I answered your question twice. Anything else?


----------



## Kelso (Apr 29, 2003)

no no i dont have any more questions, and thanks for actually answering me


----------



## vsp3c (May 15, 2003)

Kelso said:


> i would but i dont think i should. i dont want to start a fight or anything but im not gonna just sit back and let him talk shit about me like that. you know you would stand up for yourself too. and thats all im doing, im not starting anything,and i dont wanna keep this going but those were some asshole posts


teehee..okay then :thumbup:
i hope jordan doesn't mind too much..


----------



## kaptainkrollio (Jul 29, 2003)

on the topic of CA18, for swap into an s13 do you need a front clip or just a motorset will do? i know that it is a direct drop in, but are there some things on the clip that might be usefull? i was wondering becuase even going from a KA24e to a ka24de, there is a speedo issue or something.


----------



## azRPS13 (Jun 7, 2003)

The clip shall solve all your swapping needs!!! yeah the cluster thing is a must!!! SOHC tachometers dont work with DOHC engines.

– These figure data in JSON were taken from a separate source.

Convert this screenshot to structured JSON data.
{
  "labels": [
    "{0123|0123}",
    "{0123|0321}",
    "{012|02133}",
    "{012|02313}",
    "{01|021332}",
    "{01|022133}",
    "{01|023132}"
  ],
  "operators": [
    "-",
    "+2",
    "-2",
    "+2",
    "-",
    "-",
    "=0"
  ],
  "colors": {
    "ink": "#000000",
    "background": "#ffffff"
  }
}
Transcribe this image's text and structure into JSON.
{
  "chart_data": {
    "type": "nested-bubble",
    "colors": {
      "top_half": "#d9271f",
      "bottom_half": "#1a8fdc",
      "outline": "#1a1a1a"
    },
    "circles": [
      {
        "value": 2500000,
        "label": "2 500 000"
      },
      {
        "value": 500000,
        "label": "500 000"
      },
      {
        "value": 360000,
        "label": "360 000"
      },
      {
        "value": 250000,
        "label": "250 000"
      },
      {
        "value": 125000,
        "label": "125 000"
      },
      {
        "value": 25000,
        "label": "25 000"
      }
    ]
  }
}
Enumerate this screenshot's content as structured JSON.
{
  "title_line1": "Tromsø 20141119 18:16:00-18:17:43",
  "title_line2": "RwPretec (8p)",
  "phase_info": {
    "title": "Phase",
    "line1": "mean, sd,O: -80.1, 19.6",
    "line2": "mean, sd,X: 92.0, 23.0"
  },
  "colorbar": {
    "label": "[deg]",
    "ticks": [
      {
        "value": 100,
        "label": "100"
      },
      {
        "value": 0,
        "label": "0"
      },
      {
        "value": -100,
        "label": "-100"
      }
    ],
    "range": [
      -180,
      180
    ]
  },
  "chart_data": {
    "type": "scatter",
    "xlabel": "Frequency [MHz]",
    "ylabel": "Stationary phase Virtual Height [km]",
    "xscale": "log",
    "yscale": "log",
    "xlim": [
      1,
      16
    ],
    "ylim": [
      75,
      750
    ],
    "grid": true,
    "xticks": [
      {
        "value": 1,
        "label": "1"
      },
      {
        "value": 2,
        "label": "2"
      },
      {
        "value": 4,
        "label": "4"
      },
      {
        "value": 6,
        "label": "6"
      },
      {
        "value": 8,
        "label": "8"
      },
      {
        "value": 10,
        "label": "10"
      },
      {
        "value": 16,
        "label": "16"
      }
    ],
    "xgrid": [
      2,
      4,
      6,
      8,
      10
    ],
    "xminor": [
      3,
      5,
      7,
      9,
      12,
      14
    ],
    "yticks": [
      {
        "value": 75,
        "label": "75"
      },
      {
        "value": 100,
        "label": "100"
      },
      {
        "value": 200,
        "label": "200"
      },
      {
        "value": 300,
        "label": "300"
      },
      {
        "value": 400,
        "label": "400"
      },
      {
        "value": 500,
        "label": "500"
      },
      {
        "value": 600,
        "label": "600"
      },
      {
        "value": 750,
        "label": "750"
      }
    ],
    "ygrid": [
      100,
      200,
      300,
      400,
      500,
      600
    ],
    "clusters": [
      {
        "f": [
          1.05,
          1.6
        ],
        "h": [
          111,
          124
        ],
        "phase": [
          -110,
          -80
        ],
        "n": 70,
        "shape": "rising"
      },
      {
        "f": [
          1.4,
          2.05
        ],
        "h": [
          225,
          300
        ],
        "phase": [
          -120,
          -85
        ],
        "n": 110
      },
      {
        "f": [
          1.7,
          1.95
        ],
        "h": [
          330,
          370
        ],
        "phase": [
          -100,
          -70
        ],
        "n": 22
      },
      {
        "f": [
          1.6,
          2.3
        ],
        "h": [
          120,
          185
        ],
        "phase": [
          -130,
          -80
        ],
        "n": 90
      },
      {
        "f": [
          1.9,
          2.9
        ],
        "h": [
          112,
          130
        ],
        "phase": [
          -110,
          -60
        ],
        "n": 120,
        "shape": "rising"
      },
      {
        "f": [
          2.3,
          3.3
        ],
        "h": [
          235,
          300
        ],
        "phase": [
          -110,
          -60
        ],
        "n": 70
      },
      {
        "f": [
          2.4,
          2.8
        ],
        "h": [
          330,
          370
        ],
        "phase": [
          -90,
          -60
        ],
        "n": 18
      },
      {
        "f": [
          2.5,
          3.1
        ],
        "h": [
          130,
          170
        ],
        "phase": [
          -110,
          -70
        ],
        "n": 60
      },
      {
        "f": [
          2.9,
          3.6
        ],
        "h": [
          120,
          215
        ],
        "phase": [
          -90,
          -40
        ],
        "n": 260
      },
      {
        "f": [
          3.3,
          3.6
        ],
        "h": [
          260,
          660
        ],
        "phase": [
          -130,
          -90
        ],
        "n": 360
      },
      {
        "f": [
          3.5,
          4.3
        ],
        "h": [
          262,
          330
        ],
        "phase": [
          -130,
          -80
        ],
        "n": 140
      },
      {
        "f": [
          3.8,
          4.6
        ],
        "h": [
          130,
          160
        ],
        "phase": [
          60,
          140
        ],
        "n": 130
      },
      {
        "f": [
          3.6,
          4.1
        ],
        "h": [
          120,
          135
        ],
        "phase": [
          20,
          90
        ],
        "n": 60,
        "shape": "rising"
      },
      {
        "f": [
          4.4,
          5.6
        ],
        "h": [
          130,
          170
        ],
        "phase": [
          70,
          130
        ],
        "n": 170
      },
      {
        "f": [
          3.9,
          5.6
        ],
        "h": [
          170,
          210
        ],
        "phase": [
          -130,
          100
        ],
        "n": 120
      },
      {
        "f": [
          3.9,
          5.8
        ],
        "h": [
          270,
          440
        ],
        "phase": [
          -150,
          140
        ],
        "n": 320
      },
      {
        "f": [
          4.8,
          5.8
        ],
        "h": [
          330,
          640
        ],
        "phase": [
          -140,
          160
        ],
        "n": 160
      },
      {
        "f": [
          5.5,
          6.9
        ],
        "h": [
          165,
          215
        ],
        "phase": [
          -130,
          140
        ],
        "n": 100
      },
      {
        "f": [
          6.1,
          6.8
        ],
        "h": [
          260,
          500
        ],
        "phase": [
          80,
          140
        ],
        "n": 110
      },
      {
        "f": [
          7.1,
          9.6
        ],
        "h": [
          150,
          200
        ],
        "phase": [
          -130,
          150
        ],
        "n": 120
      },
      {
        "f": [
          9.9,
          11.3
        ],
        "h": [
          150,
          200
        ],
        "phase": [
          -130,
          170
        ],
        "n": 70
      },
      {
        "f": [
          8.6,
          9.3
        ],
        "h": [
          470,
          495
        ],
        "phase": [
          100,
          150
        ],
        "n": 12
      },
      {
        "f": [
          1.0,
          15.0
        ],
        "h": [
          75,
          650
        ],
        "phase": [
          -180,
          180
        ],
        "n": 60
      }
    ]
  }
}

And that comes with the clip and a whole lot more... even stuff to ebay :thumbup:


----------



## kaptainkrollio (Jul 29, 2003)

okay, im not getting one anytime soon, but wanted to start research. the only reson why i asked is because the clip costs more than the motorset. for shipping also


----------



## BlueBOB (Jan 29, 2003)

yes, but ever person i've ever talked to that do their own swaps love the clip because it gives you a sort of reference... and like azRPS13 said, you'll have some stuff you can ebay off and make a buck or two... always the way to go


----------



## azRPS13 (Jun 7, 2003)

kaptainkrollio said:


> okay, im not getting one anytime soon, but wanted to start research. the only reson why i asked is because the clip costs more than the motorset. for shipping also


Well im in a moral delema rite now... go for a Clip from venus $1500 shipped?
Or go with a Motor set From Boost_boy $1500 no SMIC and piping?

Clip- Has everything I need plus some goodies, but hows the engine condition....
Set- Engine is boostboy certified but its only a set...

Help?


----------



## Kelso (Apr 29, 2003)

well ill add in a few more alternatives for ya....

Jspec.com has this
Engine Complete(Head, Block, Intake Manifold, Exhaust Manifold, Distributor, Starter, Alternator, Sensors, Wires, Pulleys, Turbo), RWD Transmission with clutch components, Computer(ECU), Wiring Harness(cut as it exits the car) 
NOTE: MAF SENSOR, IGNITOR CHIP AND INTERCOOLER ARE NOT INCLUDED
for 1099+shipping and handling


and night7racing.com has this:
Half Cut 5 spd M/T - $1895
quantity available: Inquire

Motorset 5 spd M/T - $1295
quantity available: Inquire
plus shipping

theres probably more out there too, ebay has engines from time to time but i dunno....id rather have a secure store.

also, is venus a trustworthy place? or is it another engine importer im thinking of that screwed everybody over?


----------



## azRPS13 (Jun 7, 2003)

Kelso said:


> also, is venus a trustworthy place? or is it another engine importer im thinking of that screwed everybody over?


They are in Cali so they are not like flashoptions... I've heard good about them


----------



## Kelso (Apr 29, 2003)

ahh flash options thats what i was thinkin about...sorry


----------



## azRPS13 (Jun 7, 2003)

Kelso said:


> ahh flash options thats what i was thinkin about...sorry


Why? don't be.


----------



## Kelso (Apr 29, 2003)

lol cause i said the wrong place lol...oh well whatever


----------



## TheVodKA (Sep 19, 2002)

about Venus, I've heard good and bad. The best thing is to actually go there and look at the engine IMHO, otherwise its a coin flip.


----------